Mercifully, the throat remained intact. The blood was actually from closer to the mouth, as I discovered shortly, when I began to brush my teeth and found myself obliged instead to swill several glasses of water before the bleeding subsided. I have recently had a tooth extracted - the third of its family to disappear - and the resulting cavity is still both deep and sensitive. One fears to touch it with a brush because of the likely short-term consequences - some pain, some bleeding, some soreness, some discomfort. Yet one fears also to leave it untouched for fear of the likely consequences in the longer term: more decay and more extractions and an old man's empty mouth.

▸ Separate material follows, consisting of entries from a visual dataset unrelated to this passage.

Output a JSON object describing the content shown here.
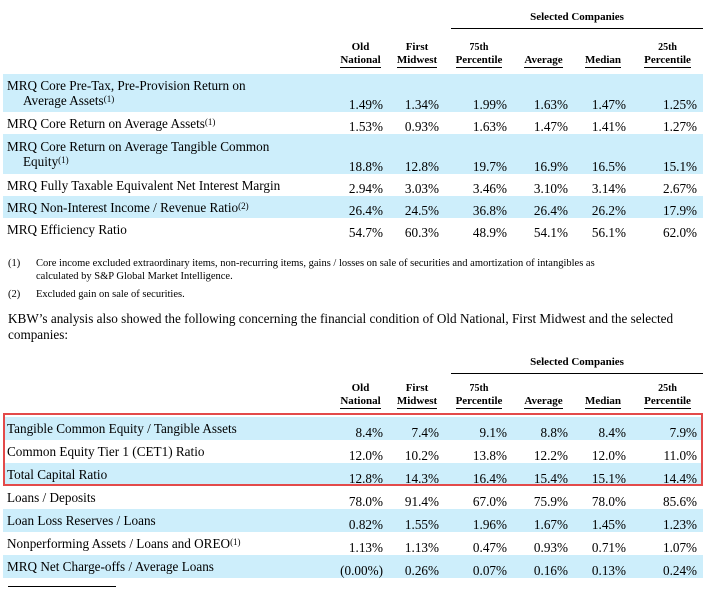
{
  "table1": {
    "group_header": "Selected Companies",
    "columns": [
      {
        "line1": "Old",
        "line2": "National"
      },
      {
        "line1": "First",
        "line2": "Midwest"
      },
      {
        "line1": "75th",
        "line2": "Percentile"
      },
      {
        "line1": "",
        "line2": "Average"
      },
      {
        "line1": "",
        "line2": "Median"
      },
      {
        "line1": "25th",
        "line2": "Percentile"
      }
    ],
    "rows": [
      {
        "label": "MRQ Core Pre-Tax, Pre-Provision Return on",
        "label2": "Average Assets",
        "sup": "(1)",
        "values": [
          "1.49%",
          "1.34%",
          "1.99%",
          "1.63%",
          "1.47%",
          "1.25%"
        ]
      },
      {
        "label": "MRQ Core Return on Average Assets",
        "sup": "(1)",
        "values": [
          "1.53%",
          "0.93%",
          "1.63%",
          "1.47%",
          "1.41%",
          "1.27%"
        ]
      },
      {
        "label": "MRQ Core Return on Average Tangible Common",
        "label2": "Equity",
        "sup": "(1)",
        "values": [
          "18.8%",
          "12.8%",
          "19.7%",
          "16.9%",
          "16.5%",
          "15.1%"
        ]
      },
      {
        "label": "MRQ Fully Taxable Equivalent Net Interest Margin",
        "sup": "",
        "values": [
          "2.94%",
          "3.03%",
          "3.46%",
          "3.10%",
          "3.14%",
          "2.67%"
        ]
      },
      {
        "label": "MRQ Non-Interest Income / Revenue Ratio",
        "sup": "(2)",
        "values": [
          "26.4%",
          "24.5%",
          "36.8%",
          "26.4%",
          "26.2%",
          "17.9%"
        ]
      },
      {
        "label": "MRQ Efficiency Ratio",
        "sup": "",
        "values": [
          "54.7%",
          "60.3%",
          "48.9%",
          "54.1%",
          "56.1%",
          "62.0%"
        ]
      }
    ]
  },
  "footnotes": [
    {
      "mark": "(1)",
      "text": "Core income excluded extraordinary items, non-recurring items, gains / losses on sale of securities and amortization of intangibles as",
      "text2": "calculated by S&P Global Market Intelligence."
    },
    {
      "mark": "(2)",
      "text": "Excluded gain on sale of securities."
    }
  ],
  "paragraph": "KBW’s analysis also showed the following concerning the financial condition of Old National, First Midwest and the selected companies:",
  "table2": {
    "group_header": "Selected Companies",
    "columns": [
      {
        "line1": "Old",
        "line2": "National"
      },
      {
        "line1": "First",
        "line2": "Midwest"
      },
      {
        "line1": "75th",
        "line2": "Percentile"
      },
      {
        "line1": "",
        "line2": "Average"
      },
      {
        "line1": "",
        "line2": "Median"
      },
      {
        "line1": "25th",
        "line2": "Percentile"
      }
    ],
    "rows": [
      {
        "label": "Tangible Common Equity / Tangible Assets",
        "sup": "",
        "values": [
          "8.4%",
          "7.4%",
          "9.1%",
          "8.8%",
          "8.4%",
          "7.9%"
        ]
      },
      {
        "label": "Common Equity Tier 1 (CET1) Ratio",
        "sup": "",
        "values": [
          "12.0%",
          "10.2%",
          "13.8%",
          "12.2%",
          "12.0%",
          "11.0%"
        ]
      },
      {
        "label": "Total Capital Ratio",
        "sup": "",
        "values": [
          "12.8%",
          "14.3%",
          "16.4%",
          "15.4%",
          "15.1%",
          "14.4%"
        ]
      },
      {
        "label": "Loans / Deposits",
        "sup": "",
        "values": [
          "78.0%",
          "91.4%",
          "67.0%",
          "75.9%",
          "78.0%",
          "85.6%"
        ]
      },
      {
        "label": "Loan Loss Reserves / Loans",
        "sup": "",
        "values": [
          "0.82%",
          "1.55%",
          "1.96%",
          "1.67%",
          "1.45%",
          "1.23%"
        ]
      },
      {
        "label": "Nonperforming Assets / Loans and OREO",
        "sup": "(1)",
        "values": [
          "1.13%",
          "1.13%",
          "0.47%",
          "0.93%",
          "0.71%",
          "1.07%"
        ]
      },
      {
        "label": "MRQ Net Charge-offs / Average Loans",
        "sup": "",
        "values": [
          "(0.00%)",
          "0.26%",
          "0.07%",
          "0.16%",
          "0.13%",
          "0.24%"
        ]
      }
    ]
  },
  "highlight_color": "#e34a4a",
  "shade_color": "#cdeefb"
}
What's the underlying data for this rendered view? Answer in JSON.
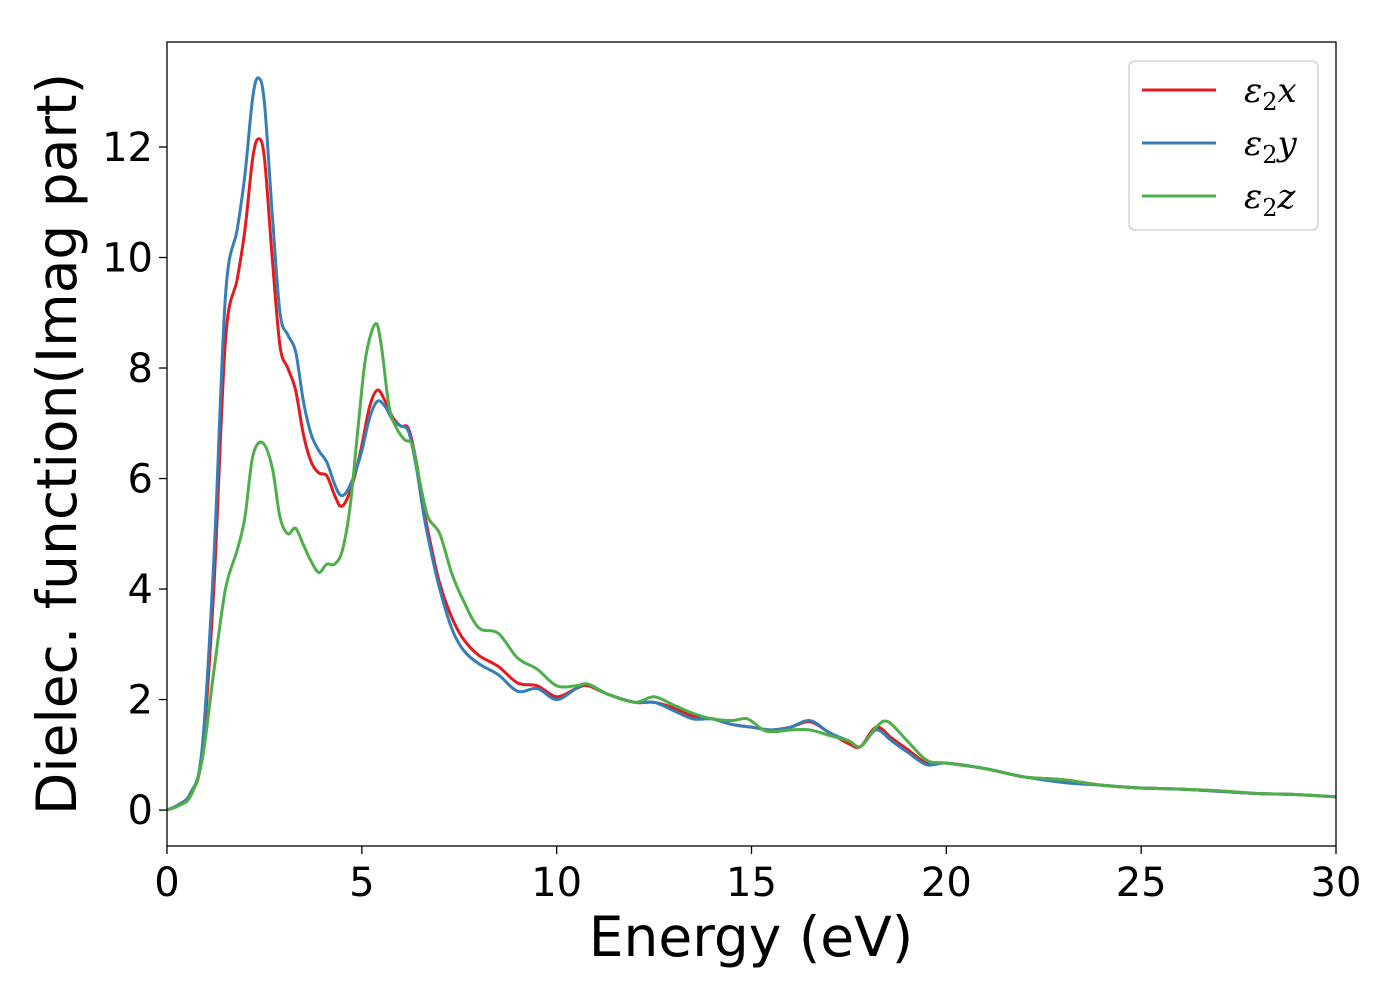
{
  "chart_data": {
    "type": "line",
    "title": "",
    "xlabel": "Energy (eV)",
    "ylabel": "Dielec. function(Imag part)",
    "xlim": [
      0,
      30
    ],
    "ylim": [
      -0.65,
      13.9
    ],
    "xticks": [
      0,
      5,
      10,
      15,
      20,
      25,
      30
    ],
    "yticks": [
      0,
      2,
      4,
      6,
      8,
      10,
      12
    ],
    "grid": false,
    "legend_position": "top-right",
    "series": [
      {
        "name": "ε₂x",
        "legend_base": "ε",
        "legend_sub": "2",
        "legend_tail": "x",
        "color": "#e41a1c",
        "points": [
          [
            0,
            0
          ],
          [
            0.3,
            0.1
          ],
          [
            0.6,
            0.3
          ],
          [
            0.9,
            1.0
          ],
          [
            1.2,
            4.0
          ],
          [
            1.5,
            8.5
          ],
          [
            1.8,
            9.6
          ],
          [
            2.0,
            10.5
          ],
          [
            2.2,
            11.8
          ],
          [
            2.35,
            12.15
          ],
          [
            2.5,
            11.8
          ],
          [
            2.7,
            10.0
          ],
          [
            2.9,
            8.4
          ],
          [
            3.1,
            8.0
          ],
          [
            3.3,
            7.6
          ],
          [
            3.5,
            6.8
          ],
          [
            3.7,
            6.3
          ],
          [
            3.9,
            6.1
          ],
          [
            4.1,
            6.05
          ],
          [
            4.3,
            5.7
          ],
          [
            4.45,
            5.5
          ],
          [
            4.6,
            5.6
          ],
          [
            4.8,
            6.0
          ],
          [
            5.0,
            6.6
          ],
          [
            5.2,
            7.3
          ],
          [
            5.4,
            7.6
          ],
          [
            5.6,
            7.4
          ],
          [
            5.8,
            7.1
          ],
          [
            6.0,
            6.95
          ],
          [
            6.2,
            6.9
          ],
          [
            6.4,
            6.3
          ],
          [
            6.6,
            5.4
          ],
          [
            6.8,
            4.7
          ],
          [
            7.0,
            4.1
          ],
          [
            7.3,
            3.5
          ],
          [
            7.6,
            3.1
          ],
          [
            8.0,
            2.8
          ],
          [
            8.5,
            2.6
          ],
          [
            9.0,
            2.3
          ],
          [
            9.5,
            2.25
          ],
          [
            10.0,
            2.05
          ],
          [
            10.5,
            2.2
          ],
          [
            10.8,
            2.25
          ],
          [
            11.3,
            2.1
          ],
          [
            12.0,
            1.95
          ],
          [
            12.5,
            1.95
          ],
          [
            13.0,
            1.85
          ],
          [
            13.5,
            1.7
          ],
          [
            14.0,
            1.65
          ],
          [
            14.5,
            1.55
          ],
          [
            15.0,
            1.5
          ],
          [
            15.5,
            1.45
          ],
          [
            16.0,
            1.5
          ],
          [
            16.5,
            1.6
          ],
          [
            17.0,
            1.4
          ],
          [
            17.5,
            1.2
          ],
          [
            17.8,
            1.15
          ],
          [
            18.2,
            1.5
          ],
          [
            18.6,
            1.3
          ],
          [
            19.0,
            1.1
          ],
          [
            19.5,
            0.85
          ],
          [
            20.0,
            0.85
          ],
          [
            21.0,
            0.75
          ],
          [
            22.0,
            0.6
          ],
          [
            23.0,
            0.55
          ],
          [
            24.0,
            0.45
          ],
          [
            25.0,
            0.4
          ],
          [
            26.0,
            0.38
          ],
          [
            27.0,
            0.34
          ],
          [
            28.0,
            0.3
          ],
          [
            29.0,
            0.28
          ],
          [
            30.0,
            0.24
          ]
        ]
      },
      {
        "name": "ε₂y",
        "legend_base": "ε",
        "legend_sub": "2",
        "legend_tail": "y",
        "color": "#377eb8",
        "points": [
          [
            0,
            0
          ],
          [
            0.3,
            0.1
          ],
          [
            0.6,
            0.3
          ],
          [
            0.9,
            1.1
          ],
          [
            1.2,
            4.5
          ],
          [
            1.5,
            9.3
          ],
          [
            1.8,
            10.5
          ],
          [
            2.0,
            11.5
          ],
          [
            2.2,
            12.9
          ],
          [
            2.35,
            13.25
          ],
          [
            2.5,
            12.8
          ],
          [
            2.7,
            10.8
          ],
          [
            2.9,
            9.0
          ],
          [
            3.1,
            8.6
          ],
          [
            3.3,
            8.3
          ],
          [
            3.5,
            7.4
          ],
          [
            3.7,
            6.8
          ],
          [
            3.9,
            6.5
          ],
          [
            4.1,
            6.3
          ],
          [
            4.3,
            5.9
          ],
          [
            4.45,
            5.7
          ],
          [
            4.6,
            5.75
          ],
          [
            4.8,
            6.05
          ],
          [
            5.0,
            6.5
          ],
          [
            5.2,
            7.1
          ],
          [
            5.4,
            7.4
          ],
          [
            5.6,
            7.3
          ],
          [
            5.8,
            7.05
          ],
          [
            6.0,
            6.95
          ],
          [
            6.2,
            6.85
          ],
          [
            6.4,
            6.2
          ],
          [
            6.6,
            5.3
          ],
          [
            6.8,
            4.6
          ],
          [
            7.0,
            4.0
          ],
          [
            7.3,
            3.3
          ],
          [
            7.6,
            2.9
          ],
          [
            8.0,
            2.65
          ],
          [
            8.5,
            2.45
          ],
          [
            9.0,
            2.15
          ],
          [
            9.5,
            2.2
          ],
          [
            10.0,
            2.0
          ],
          [
            10.5,
            2.2
          ],
          [
            10.8,
            2.28
          ],
          [
            11.3,
            2.1
          ],
          [
            12.0,
            1.95
          ],
          [
            12.5,
            1.95
          ],
          [
            13.0,
            1.8
          ],
          [
            13.5,
            1.65
          ],
          [
            14.0,
            1.65
          ],
          [
            14.5,
            1.55
          ],
          [
            15.0,
            1.5
          ],
          [
            15.5,
            1.45
          ],
          [
            16.0,
            1.5
          ],
          [
            16.5,
            1.62
          ],
          [
            17.0,
            1.4
          ],
          [
            17.5,
            1.25
          ],
          [
            17.8,
            1.15
          ],
          [
            18.2,
            1.45
          ],
          [
            18.6,
            1.25
          ],
          [
            19.0,
            1.05
          ],
          [
            19.5,
            0.82
          ],
          [
            20.0,
            0.85
          ],
          [
            21.0,
            0.75
          ],
          [
            22.0,
            0.6
          ],
          [
            23.0,
            0.5
          ],
          [
            24.0,
            0.45
          ],
          [
            25.0,
            0.4
          ],
          [
            26.0,
            0.38
          ],
          [
            27.0,
            0.34
          ],
          [
            28.0,
            0.3
          ],
          [
            29.0,
            0.28
          ],
          [
            30.0,
            0.24
          ]
        ]
      },
      {
        "name": "ε₂z",
        "legend_base": "ε",
        "legend_sub": "2",
        "legend_tail": "z",
        "color": "#4daf4a",
        "points": [
          [
            0,
            0
          ],
          [
            0.3,
            0.08
          ],
          [
            0.6,
            0.25
          ],
          [
            0.9,
            0.9
          ],
          [
            1.2,
            2.5
          ],
          [
            1.5,
            4.0
          ],
          [
            1.8,
            4.7
          ],
          [
            2.0,
            5.3
          ],
          [
            2.2,
            6.4
          ],
          [
            2.45,
            6.65
          ],
          [
            2.7,
            6.2
          ],
          [
            2.9,
            5.3
          ],
          [
            3.1,
            5.0
          ],
          [
            3.3,
            5.1
          ],
          [
            3.5,
            4.8
          ],
          [
            3.7,
            4.5
          ],
          [
            3.9,
            4.3
          ],
          [
            4.1,
            4.45
          ],
          [
            4.3,
            4.45
          ],
          [
            4.5,
            4.7
          ],
          [
            4.7,
            5.5
          ],
          [
            4.9,
            6.9
          ],
          [
            5.1,
            8.2
          ],
          [
            5.35,
            8.8
          ],
          [
            5.5,
            8.4
          ],
          [
            5.7,
            7.3
          ],
          [
            5.9,
            6.9
          ],
          [
            6.1,
            6.7
          ],
          [
            6.3,
            6.6
          ],
          [
            6.5,
            5.9
          ],
          [
            6.7,
            5.3
          ],
          [
            7.0,
            5.0
          ],
          [
            7.3,
            4.3
          ],
          [
            7.6,
            3.8
          ],
          [
            8.0,
            3.3
          ],
          [
            8.5,
            3.2
          ],
          [
            9.0,
            2.75
          ],
          [
            9.5,
            2.55
          ],
          [
            10.0,
            2.25
          ],
          [
            10.5,
            2.25
          ],
          [
            10.8,
            2.28
          ],
          [
            11.3,
            2.1
          ],
          [
            12.0,
            1.95
          ],
          [
            12.5,
            2.05
          ],
          [
            13.0,
            1.9
          ],
          [
            13.5,
            1.75
          ],
          [
            14.0,
            1.65
          ],
          [
            14.5,
            1.62
          ],
          [
            14.9,
            1.65
          ],
          [
            15.3,
            1.45
          ],
          [
            15.6,
            1.42
          ],
          [
            16.0,
            1.45
          ],
          [
            16.5,
            1.45
          ],
          [
            17.0,
            1.35
          ],
          [
            17.5,
            1.25
          ],
          [
            17.8,
            1.15
          ],
          [
            18.2,
            1.5
          ],
          [
            18.5,
            1.6
          ],
          [
            19.0,
            1.25
          ],
          [
            19.5,
            0.9
          ],
          [
            20.0,
            0.85
          ],
          [
            21.0,
            0.75
          ],
          [
            22.0,
            0.6
          ],
          [
            23.0,
            0.55
          ],
          [
            24.0,
            0.45
          ],
          [
            25.0,
            0.4
          ],
          [
            26.0,
            0.38
          ],
          [
            27.0,
            0.35
          ],
          [
            28.0,
            0.3
          ],
          [
            29.0,
            0.28
          ],
          [
            30.0,
            0.24
          ]
        ]
      }
    ]
  }
}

I shaved, using a cheap blade I had bought at the Farmacia opposite the night before. Once more my worn-out memory failed in a simple task: to remember that a razor might be one of the very small number of items one needs for an overnight stay. I completed the shave adequately enough, and having finished, looked at myself in the mirror and saw more grey hairs than I thought myself accustomed to seeing. I finished going to the toilet (at my third attempt) and completed my routine with a shower, which I interrupted halfway through by dropping the sprinkler too close to my foot. It missed that foot by inches, but the foot itself was not to entirely escape misfortune. By the end of the day it, too, was in the treatment room, suffering from a blister on the sole.
When you're in your forties you don't go for a shower in the morning. You go in for running repairs and maintenance.
3 Comments:
Hayfever is a funny thing.
I had never suffered before and have not so far this year, but last year I got hayfever terribly.
"I feel like a military academy: bits of me keep passing out."
It's true, 40 is when you get your head together, but your body starts falling apart.
At least your vitals aren't malfunctioning.